Apesar de já ter tido aula sobre o Sistema Único de Saúde e as políticas públicas de saúde, hoje consigo ter outras interpretações sobre o assunto. Antes, quando tive a explanação, estava na fase inicial da faculdade e minha visão era a de usuária que desconhecia a história, achava o sistema ruim, uma utopia teórica. (E4, Narrativa, 7 nov. 2009).
Nesse momento, E4 cursava a 7ª série da graduação em Enfermagem e referiu-se ao SUS apenas como um conteúdo visto no início do curso o que também é confirmado por outros/as estudantes da área da saúde. Como é possível que, ao chegarem ao final de um curso de graduação que tem suas aulas práticas e estágios nos serviços públicos, vejam o Sistema Único de Saúde como um conteúdo pontual? Por que o SUS, suas diretrizes, princípios e políticas públicas não são mais ensinados/aprendidos ao longo do curso? Cabe ainda ressaltar que, ao falarem de suas motivações para fazer o curso "Saúde, educação e política: práxis no SUS", querer saber mais sobre o sistema público de saúde brasileiro e sobre as políticas públicas de saúde foi o motivo mais referido pelos/as estudantes. Sinal de déficit nas disciplinas curriculares, de fragilidade/necessidade da grade curricular, justificando a grande procura pelo curso?
Os textos e vídeos selecionados para serem trabalhados no curso também demonstram a preocupação com a linguagem e com a aprendizagem significativa: os materiais acessíveis e discutidos em 'círculos de cultura' respeitavam os diferentes momentos de cada um/uma e permitiram que, na discussão, fossem problematizados os conteúdos.
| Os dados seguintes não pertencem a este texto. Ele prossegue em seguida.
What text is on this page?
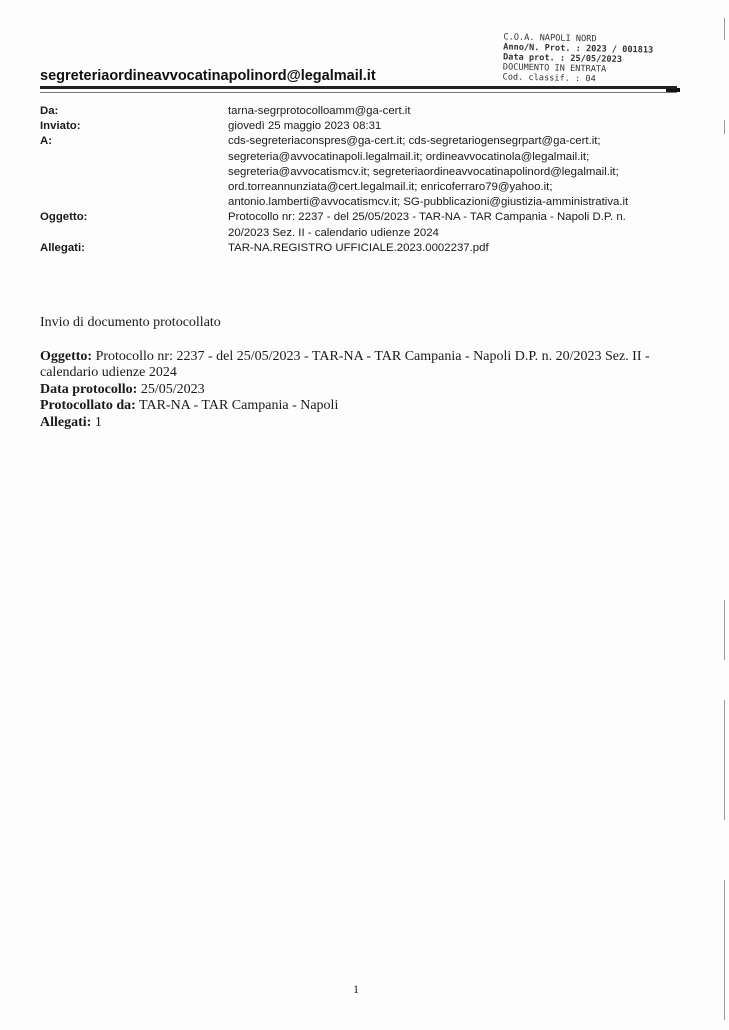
C.O.A. NAPOLI NORD
Anno/N. Prot. : 2023 / 001813
Data prot. : 25/05/2023
DOCUMENTO IN ENTRATA
Cod. classif. : 04
segreteriaordineavvocatinapolinord@legalmail.it
Da:	tarna-segrprotocolloamm@ga-cert.it
Inviato:	giovedì 25 maggio 2023 08:31
A:	cds-segreteriaconspres@ga-cert.it; cds-segretariogensegrpart@ga-cert.it;
segreteria@avvocatinapoli.legalmail.it; ordineavvocatinola@legalmail.it;
segreteria@avvocatismcv.it; segreteriaordineavvocatinapolinord@legalmail.it;
ord.torreannunziata@cert.legalmail.it; enricoferraro79@yahoo.it;
antonio.lamberti@avvocatismcv.it; SG-pubblicazioni@giustizia-amministrativa.it
Oggetto:	Protocollo nr: 2237 - del 25/05/2023 - TAR-NA - TAR Campania - Napoli D.P. n.
20/2023 Sez. II - calendario udienze 2024
Allegati:	TAR-NA.REGISTRO UFFICIALE.2023.0002237.pdf

Invio di documento protocollato

Oggetto: Protocollo nr: 2237 - del 25/05/2023 - TAR-NA - TAR Campania - Napoli D.P. n. 20/2023 Sez. II - calendario udienze 2024

Data protocollo: 25/05/2023

Protocollato da: TAR-NA - TAR Campania - Napoli

Allegati: 1

1
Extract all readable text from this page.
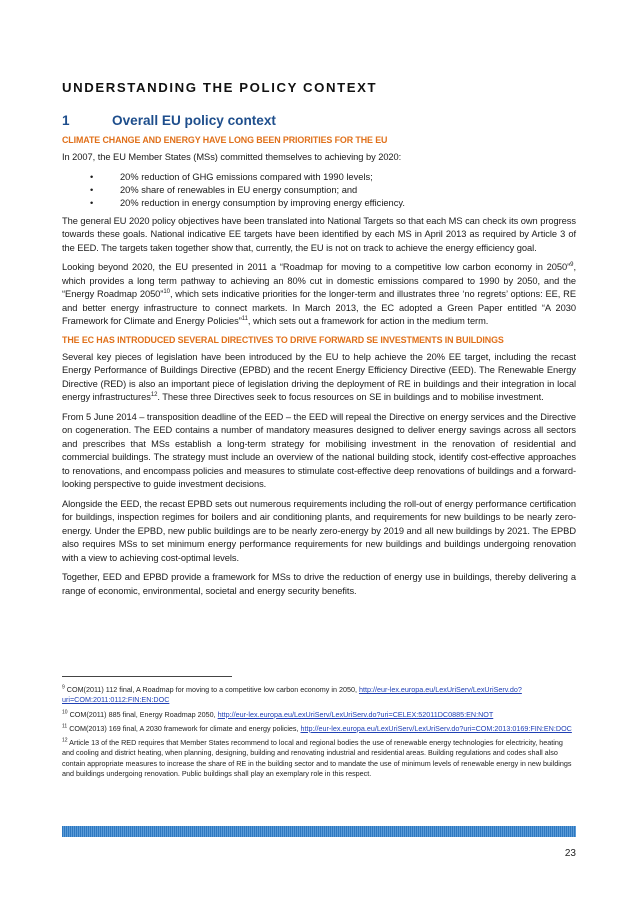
UNDERSTANDING THE POLICY CONTEXT
1	Overall EU policy context
CLIMATE CHANGE AND ENERGY HAVE LONG BEEN PRIORITIES FOR THE EU

In 2007, the EU Member States (MSs) committed themselves to achieving by 2020:

•	20% reduction of GHG emissions compared with 1990 levels;
•	20% share of renewables in EU energy consumption; and
•	20% reduction in energy consumption by improving energy efficiency.

The general EU 2020 policy objectives have been translated into National Targets so that each MS can check its own progress towards these goals. National indicative EE targets have been identified by each MS in April 2013 as required by Article 3 of the EED. The targets taken together show that, currently, the EU is not on track to achieve the energy efficiency goal.

Looking beyond 2020, the EU presented in 2011 a “Roadmap for moving to a competitive low carbon economy in 2050”$^9$, which provides a long term pathway to achieving an 80% cut in domestic emissions compared to 1990 by 2050, and the “Energy Roadmap 2050”$^{10}$, which sets indicative priorities for the longer-term and illustrates three ‘no regrets’ options: EE, RE and better energy infrastructure to connect markets. In March 2013, the EC adopted a Green Paper entitled “A 2030 Framework for Climate and Energy Policies”$^{11}$, which sets out a framework for action in the medium term.

THE EC HAS INTRODUCED SEVERAL DIRECTIVES TO DRIVE FORWARD SE INVESTMENTS IN BUILDINGS

Several key pieces of legislation have been introduced by the EU to help achieve the 20% EE target, including the recast Energy Performance of Buildings Directive (EPBD) and the recent Energy Efficiency Directive (EED). The Renewable Energy Directive (RED) is also an important piece of legislation driving the deployment of RE in buildings and their integration in local energy infrastructures$^{12}$. These three Directives seek to focus resources on SE in buildings and to mobilise investment.

From 5 June 2014 – transposition deadline of the EED – the EED will repeal the Directive on energy services and the Directive on cogeneration. The EED contains a number of mandatory measures designed to deliver energy savings across all sectors and prescribes that MSs establish a long-term strategy for mobilising investment in the renovation of residential and commercial buildings. The strategy must include an overview of the national building stock, identify cost-effective approaches to renovations, and encompass policies and measures to stimulate cost-effective deep renovations of buildings and a forward-looking perspective to guide investment decisions.

Alongside the EED, the recast EPBD sets out numerous requirements including the roll-out of energy performance certification for buildings, inspection regimes for boilers and air conditioning plants, and requirements for new buildings to be nearly zero-energy. Under the EPBD, new public buildings are to be nearly zero-energy by 2019 and all new buildings by 2021. The EPBD also requires MSs to set minimum energy performance requirements for new buildings and buildings undergoing renovation with a view to achieving cost-optimal levels.

Together, EED and EPBD provide a framework for MSs to drive the reduction of energy use in buildings, thereby delivering a range of economic, environmental, societal and energy security benefits.

$^9$ COM(2011) 112 final, A Roadmap for moving to a competitive low carbon economy in 2050, http://eur-lex.europa.eu/LexUriServ/LexUriServ.do?uri=COM:2011:0112:FIN:EN:DOC
$^{10}$ COM(2011) 885 final, Energy Roadmap 2050, http://eur-lex.europa.eu/LexUriServ/LexUriServ.do?uri=CELEX:52011DC0885:EN:NOT
$^{11}$ COM(2013) 169 final, A 2030 framework for climate and energy policies, http://eur-lex.europa.eu/LexUriServ/LexUriServ.do?uri=COM:2013:0169:FIN:EN:DOC
$^{12}$ Article 13 of the RED requires that Member States recommend to local and regional bodies the use of renewable energy technologies for electricity, heating and cooling and district heating, when planning, designing, building and renovating industrial and residential areas. Building regulations and codes shall also contain appropriate measures to increase the share of RE in the building sector and to mandate the use of minimum levels of renewable energy in new buildings and buildings undergoing renovation. Public buildings shall play an exemplary role in this respect.
23
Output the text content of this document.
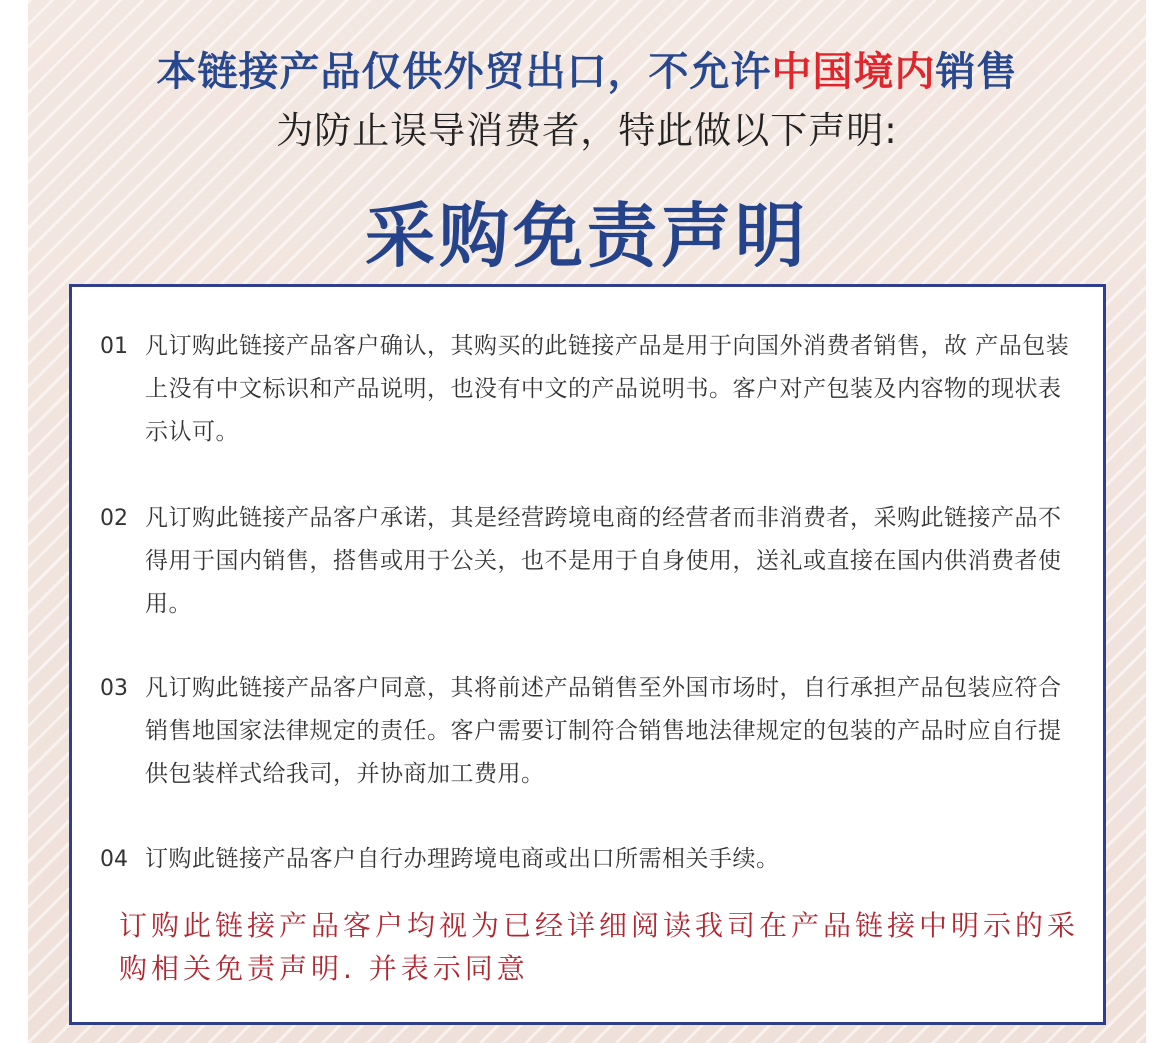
本链接产品仅供外贸出口，不允许中国境内销售
为防止误导消费者，特此做以下声明:
采购免责声明
01 凡订购此链接产品客户确认，其购买的此链接产品是用于向国外消费者销售，故 产品包装上没有中文标识和产品说明，也没有中文的产品说明书。客户对产包装及内容物的现状表示认可。
02 凡订购此链接产品客户承诺，其是经营跨境电商的经营者而非消费者，采购此链接产品不得用于国内销售，搭售或用于公关，也不是用于自身使用，送礼或直接在国内供消费者使用。
03 凡订购此链接产品客户同意，其将前述产品销售至外国市场时，自行承担产品包装应符合销售地国家法律规定的责任。客户需要订制符合销售地法律规定的包装的产品时应自行提供包装样式给我司，并协商加工费用。
04 订购此链接产品客户自行办理跨境电商或出口所需相关手续。
订购此链接产品客户均视为已经详细阅读我司在产品链接中明示的采购相关免责声明. 并表示同意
Como recurso para aproximar os sujeitos e provocar a problematização de determinadas situações, foram utilizadas também algumas dinâmicas que permitiram o aprofundamento no objeto de conhecimento com base em diferentes visões e estimularam também a atitude ativa das estudantes.
Para fins de avaliação não só dos/as estudantes, mas do próprio processo educativo, ficou combinado, no primeiro dia de aula, que os/as participantes entregariam semanalmente narrativas de suas vivências no curso nas quais deveriam relatar e refletir sobre a experiência. Percebendo a dificuldade de alguns/algumas estudantes para se expressarem, refletirem e escreverem sobre aquilo que viviam, a cada semana as organizadoras indicavam uma questão condutora, da qual os/as estudantes poderiam partir para elaborar as narrativas.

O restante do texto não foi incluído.